Михаил закурил, помолчал, думая о чем-то своем, потом вдруг обернулся к Василию Кириковичу.
— Вот вы человек, так сказать, государственный, знаете экономику и политику... Раз уж такой разговор зашел, вопрос у меня будет... В общем, как вы считаете, есть у Ким-ярь перспектива?
Василий Кирикович привалился спиной к стене, закинул ногу на ногу, смерил Михаила долгим оценивающим взглядом и ответил:
— Безусловно, есть.
— Какая?
Брови Василия Кириковича сдвинулись: ему не понравилась поспешность, с которой был задан вопрос. Он помолчал, собираясь с мыслями.
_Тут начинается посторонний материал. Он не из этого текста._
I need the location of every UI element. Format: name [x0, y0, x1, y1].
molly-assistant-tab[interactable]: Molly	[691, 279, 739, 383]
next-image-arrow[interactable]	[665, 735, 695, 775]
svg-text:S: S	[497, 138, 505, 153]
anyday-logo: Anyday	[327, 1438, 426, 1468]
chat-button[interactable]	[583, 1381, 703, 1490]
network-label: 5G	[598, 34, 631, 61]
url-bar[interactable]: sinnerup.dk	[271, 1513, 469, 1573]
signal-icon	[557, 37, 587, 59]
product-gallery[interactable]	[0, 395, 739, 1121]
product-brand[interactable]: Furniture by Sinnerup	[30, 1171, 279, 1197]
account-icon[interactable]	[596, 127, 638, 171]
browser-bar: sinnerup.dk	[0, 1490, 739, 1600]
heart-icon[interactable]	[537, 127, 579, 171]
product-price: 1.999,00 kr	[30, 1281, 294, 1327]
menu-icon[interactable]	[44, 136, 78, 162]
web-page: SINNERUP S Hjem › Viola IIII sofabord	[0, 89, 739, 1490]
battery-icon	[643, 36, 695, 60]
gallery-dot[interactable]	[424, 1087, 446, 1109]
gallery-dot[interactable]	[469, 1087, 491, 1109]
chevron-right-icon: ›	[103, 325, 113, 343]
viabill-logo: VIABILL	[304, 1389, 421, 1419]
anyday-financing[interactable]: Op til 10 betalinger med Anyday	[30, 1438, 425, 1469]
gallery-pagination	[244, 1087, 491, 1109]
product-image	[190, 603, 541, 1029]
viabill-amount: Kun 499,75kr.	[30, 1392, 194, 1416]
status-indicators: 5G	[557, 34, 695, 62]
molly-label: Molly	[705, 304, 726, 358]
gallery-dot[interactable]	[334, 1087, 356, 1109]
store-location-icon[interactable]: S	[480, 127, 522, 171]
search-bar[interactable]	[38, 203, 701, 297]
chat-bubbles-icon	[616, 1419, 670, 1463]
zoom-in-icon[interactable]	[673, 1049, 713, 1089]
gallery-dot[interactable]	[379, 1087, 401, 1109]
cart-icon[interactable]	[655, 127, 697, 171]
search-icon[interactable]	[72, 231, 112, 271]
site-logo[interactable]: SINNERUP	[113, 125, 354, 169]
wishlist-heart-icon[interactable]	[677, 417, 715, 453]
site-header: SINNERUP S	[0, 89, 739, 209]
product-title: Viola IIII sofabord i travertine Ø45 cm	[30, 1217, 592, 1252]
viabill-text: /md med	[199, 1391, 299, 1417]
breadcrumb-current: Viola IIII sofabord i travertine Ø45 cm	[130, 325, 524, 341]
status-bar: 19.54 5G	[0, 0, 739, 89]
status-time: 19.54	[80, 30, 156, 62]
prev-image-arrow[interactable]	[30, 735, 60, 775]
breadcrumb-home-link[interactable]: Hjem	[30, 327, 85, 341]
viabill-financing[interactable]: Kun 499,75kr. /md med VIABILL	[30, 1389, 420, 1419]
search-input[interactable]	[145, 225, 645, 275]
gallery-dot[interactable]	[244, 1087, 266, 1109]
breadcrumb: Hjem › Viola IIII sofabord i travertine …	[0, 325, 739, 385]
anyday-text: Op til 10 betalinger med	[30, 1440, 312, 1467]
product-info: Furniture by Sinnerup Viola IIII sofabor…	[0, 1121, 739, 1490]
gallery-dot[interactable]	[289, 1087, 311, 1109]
— Перспектива есть уже потому, что со временем не останется ни одного гектара земли вне эффективного экономического использования. Но когда очередь дойдет до Ким-ярь, на это трудно ответить. Здесь нет полезных ископаемых, край чрезвычайно удален от железных дорог и промышленных центров, а сельскохозяйственное освоение этой земли уже невозможно: нет людей.
— На целине тоже не было людей, — осторожно возразил Михаил.